Alongside artists like Highlife revivalist, Adekunle Gold, Alté experimentalist, Santi (Cruel Santino), British-Ghanaian wordsmith, Kojey Radical, and Beninese soulstress, Ayra Starr, Ckay is fusing the sounds of West Africa steeped in tradition with auditory aesthetics from anywhere and everywhere else to craft something new, yet oh so familiar. Sad Romance is that familiarity meeting experimentalism for a worldwide audience, reigniting the cultural flame that draws us all in.

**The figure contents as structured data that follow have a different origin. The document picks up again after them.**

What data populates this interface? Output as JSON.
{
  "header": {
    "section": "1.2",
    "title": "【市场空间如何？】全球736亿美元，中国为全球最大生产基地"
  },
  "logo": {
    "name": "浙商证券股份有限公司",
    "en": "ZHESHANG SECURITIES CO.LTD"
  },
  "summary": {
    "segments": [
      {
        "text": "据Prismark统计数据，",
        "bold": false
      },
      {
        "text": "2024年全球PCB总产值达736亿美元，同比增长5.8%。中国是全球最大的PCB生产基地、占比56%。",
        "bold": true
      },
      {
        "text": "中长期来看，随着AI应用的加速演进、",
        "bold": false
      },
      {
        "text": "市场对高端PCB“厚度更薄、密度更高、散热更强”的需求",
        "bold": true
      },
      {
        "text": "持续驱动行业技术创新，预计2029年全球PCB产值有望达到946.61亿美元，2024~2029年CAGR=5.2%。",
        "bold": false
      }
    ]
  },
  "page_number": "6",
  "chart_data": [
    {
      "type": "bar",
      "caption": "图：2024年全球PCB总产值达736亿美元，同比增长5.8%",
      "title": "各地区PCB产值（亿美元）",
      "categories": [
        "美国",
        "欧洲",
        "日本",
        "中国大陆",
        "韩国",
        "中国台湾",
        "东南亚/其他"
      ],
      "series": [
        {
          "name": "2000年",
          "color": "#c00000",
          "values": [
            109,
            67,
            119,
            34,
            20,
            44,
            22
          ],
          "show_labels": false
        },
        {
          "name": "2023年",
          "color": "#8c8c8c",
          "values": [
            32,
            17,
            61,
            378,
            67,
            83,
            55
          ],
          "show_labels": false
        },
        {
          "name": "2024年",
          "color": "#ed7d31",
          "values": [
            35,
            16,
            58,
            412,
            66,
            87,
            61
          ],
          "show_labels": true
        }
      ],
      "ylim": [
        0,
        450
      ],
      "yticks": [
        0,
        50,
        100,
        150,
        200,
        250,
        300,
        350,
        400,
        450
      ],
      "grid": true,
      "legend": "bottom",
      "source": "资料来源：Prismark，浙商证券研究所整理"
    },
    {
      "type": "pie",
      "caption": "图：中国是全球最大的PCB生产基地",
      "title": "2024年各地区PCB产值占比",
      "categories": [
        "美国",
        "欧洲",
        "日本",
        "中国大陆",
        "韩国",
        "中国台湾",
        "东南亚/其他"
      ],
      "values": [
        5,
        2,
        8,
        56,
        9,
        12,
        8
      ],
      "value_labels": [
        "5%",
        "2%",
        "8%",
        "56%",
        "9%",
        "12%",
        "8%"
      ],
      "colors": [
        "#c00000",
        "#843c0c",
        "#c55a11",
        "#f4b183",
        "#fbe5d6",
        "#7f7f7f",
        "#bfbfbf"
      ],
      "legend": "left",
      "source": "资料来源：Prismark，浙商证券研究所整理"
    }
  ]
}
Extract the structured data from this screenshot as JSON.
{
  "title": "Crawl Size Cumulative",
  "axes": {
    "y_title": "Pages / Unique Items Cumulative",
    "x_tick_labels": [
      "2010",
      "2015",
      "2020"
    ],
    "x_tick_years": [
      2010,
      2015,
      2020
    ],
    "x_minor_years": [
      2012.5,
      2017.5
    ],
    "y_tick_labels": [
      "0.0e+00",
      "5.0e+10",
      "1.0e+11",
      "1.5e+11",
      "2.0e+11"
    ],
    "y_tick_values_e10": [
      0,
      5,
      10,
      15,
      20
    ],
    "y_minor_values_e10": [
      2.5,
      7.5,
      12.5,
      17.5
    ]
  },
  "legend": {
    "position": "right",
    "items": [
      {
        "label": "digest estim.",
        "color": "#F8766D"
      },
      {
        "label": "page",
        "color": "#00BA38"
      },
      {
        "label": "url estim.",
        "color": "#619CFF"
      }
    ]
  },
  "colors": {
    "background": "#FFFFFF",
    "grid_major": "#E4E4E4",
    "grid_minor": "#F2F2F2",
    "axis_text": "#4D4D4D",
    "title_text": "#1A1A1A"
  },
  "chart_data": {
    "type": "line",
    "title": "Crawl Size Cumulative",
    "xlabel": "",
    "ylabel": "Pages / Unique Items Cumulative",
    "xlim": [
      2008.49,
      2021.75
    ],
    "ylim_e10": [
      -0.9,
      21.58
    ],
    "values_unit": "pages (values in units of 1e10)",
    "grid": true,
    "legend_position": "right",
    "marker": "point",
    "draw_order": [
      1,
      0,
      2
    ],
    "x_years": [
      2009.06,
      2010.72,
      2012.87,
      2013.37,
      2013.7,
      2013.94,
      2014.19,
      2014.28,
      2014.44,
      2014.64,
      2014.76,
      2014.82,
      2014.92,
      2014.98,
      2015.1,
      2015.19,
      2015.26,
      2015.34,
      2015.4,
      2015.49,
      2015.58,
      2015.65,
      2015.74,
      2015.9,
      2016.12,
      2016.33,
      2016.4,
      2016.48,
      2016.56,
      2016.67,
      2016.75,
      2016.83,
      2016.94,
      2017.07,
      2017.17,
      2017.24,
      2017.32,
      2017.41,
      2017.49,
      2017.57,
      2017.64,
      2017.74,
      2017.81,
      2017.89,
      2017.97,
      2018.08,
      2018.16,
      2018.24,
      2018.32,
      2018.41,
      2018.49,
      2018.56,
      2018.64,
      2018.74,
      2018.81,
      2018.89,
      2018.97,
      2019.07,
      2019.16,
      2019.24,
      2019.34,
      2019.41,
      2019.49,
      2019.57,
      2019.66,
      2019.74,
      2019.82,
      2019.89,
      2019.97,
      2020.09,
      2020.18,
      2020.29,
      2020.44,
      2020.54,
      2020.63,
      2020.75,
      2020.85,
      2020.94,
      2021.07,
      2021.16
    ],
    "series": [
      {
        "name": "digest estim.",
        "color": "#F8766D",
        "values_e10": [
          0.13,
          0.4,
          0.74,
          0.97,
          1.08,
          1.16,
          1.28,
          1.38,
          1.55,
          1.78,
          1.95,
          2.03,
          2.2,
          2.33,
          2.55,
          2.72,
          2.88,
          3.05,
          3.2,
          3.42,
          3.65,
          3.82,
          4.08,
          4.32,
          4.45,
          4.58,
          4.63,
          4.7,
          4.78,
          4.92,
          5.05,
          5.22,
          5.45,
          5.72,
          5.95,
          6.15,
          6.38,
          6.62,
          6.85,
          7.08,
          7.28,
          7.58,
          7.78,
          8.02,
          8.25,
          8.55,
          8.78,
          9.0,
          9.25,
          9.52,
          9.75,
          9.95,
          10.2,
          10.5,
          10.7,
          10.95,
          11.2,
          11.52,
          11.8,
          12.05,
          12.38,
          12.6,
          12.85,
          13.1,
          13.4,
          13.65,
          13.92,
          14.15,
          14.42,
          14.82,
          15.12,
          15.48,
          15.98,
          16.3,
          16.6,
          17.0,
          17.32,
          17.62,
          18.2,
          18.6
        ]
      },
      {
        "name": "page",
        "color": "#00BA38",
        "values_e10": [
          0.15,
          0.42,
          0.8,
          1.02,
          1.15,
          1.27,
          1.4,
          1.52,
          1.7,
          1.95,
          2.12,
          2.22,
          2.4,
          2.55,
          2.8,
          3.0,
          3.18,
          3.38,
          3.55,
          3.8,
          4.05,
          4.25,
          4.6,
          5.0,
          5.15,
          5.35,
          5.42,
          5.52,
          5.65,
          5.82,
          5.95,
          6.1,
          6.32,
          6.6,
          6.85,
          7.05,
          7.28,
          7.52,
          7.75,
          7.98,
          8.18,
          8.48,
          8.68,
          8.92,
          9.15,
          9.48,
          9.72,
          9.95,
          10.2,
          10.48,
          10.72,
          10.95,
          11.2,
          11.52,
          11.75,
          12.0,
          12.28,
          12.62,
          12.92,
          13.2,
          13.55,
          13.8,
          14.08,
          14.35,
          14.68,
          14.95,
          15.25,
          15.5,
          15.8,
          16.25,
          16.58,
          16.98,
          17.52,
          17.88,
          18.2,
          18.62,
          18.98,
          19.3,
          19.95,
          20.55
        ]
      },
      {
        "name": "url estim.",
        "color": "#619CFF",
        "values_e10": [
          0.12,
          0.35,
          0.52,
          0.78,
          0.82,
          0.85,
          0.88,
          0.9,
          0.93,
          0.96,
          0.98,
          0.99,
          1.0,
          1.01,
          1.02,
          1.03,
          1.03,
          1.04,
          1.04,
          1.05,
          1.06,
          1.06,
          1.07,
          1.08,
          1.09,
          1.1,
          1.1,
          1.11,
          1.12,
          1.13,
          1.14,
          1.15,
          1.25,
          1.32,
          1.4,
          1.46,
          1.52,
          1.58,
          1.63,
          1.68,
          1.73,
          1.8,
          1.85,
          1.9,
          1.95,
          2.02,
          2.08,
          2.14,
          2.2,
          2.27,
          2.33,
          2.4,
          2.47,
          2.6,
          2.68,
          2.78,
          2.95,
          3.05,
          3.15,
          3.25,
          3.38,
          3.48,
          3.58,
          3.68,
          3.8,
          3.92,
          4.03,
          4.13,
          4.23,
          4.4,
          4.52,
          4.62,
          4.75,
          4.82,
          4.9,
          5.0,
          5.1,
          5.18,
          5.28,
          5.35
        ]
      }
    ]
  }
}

Depth is really the starring adjective. Ckay’s prior work has always abounded with quality vocals and expected production born from the Afrobeats lineage. But Sad Romance dives deeper into his own ability as a producer, a vocalist, and more than anything, as a songwriter who can craft more than a hit, but an album-length storyline personal to him, and relatable to all of us. From the top of the project, where tracks like You, Mmadu, and Come Close – which folds in the encapsulating register of Ayra Starr – the loving energy meets an equal warmth in all the album’s beats. As such, the beginning of the album, brimming with lovestruck positivity, feels reminiscent to the Ckay we’ve always known. But, as Sad Romance pushes forward, so too does the relationship at the heart of its ongoing storyline, and Ckay’s growth as an artist in every respect.
Compelling relational ennui, Leave Me Alone serves as the album’s first glimpse of what Ckay self-describes as Emo-Afrobeats. It may sound silly, but its energy embodies the description; embodies, too, a certain sad-boy aesthetic that was drawn into understated mastery via Santi’s 2019 Mandy & The Jungle. Along the downside of the album’s emotional toiling, you cheated, i cheated too is a little more on the nose. Its theme, sad. Its energy, dark. Its resolution, escape. The track is ultimately much more powerful and unassuming than its obvious name might presume, detailing Ckay’s ability to songwrite with gravitas. And musically, Ckay’s vulnerability shines bright, melodically sharing the stage with his own dejected feelings.
That ability to convey emotion through lyricism and melody makes Ckay a wide-ranging explosion of musical prowess through the rest of the album. There are particular standouts, like the soft, saxophone-assisted duet with Ayra Starr, come close, which melds a mellow Altè beat into the essence of R&B. WATAWI – which folds in the costarring pan-African ambience of Davido, Focalistic and Abidoza – pulls Ckay’s signature into a continental club banger that will reach far beyond the one where it originates. And then there’s emiliana – Sad Romance’s leading single that is already a widespread streaming hit – and which holds truest through the album as a modern reinvention of Ckay’s pop-adjacent Afrobeats sphere.
Sad Romance is a grand triumph not of Afrobeats, Altè, or Highlife sheen, nor of pan-African musicality, but rather as the reinvigorated global exclamation point that will return a grandiose focus to a West African Cultural Renaissance never stumbling in its rise to far-reaching influence. Ckay, who has been a central figure of the scene for years, has proven himself with the kind of debut album that redefines our understanding of musical fluidity, while simultaneously defining his own stamp.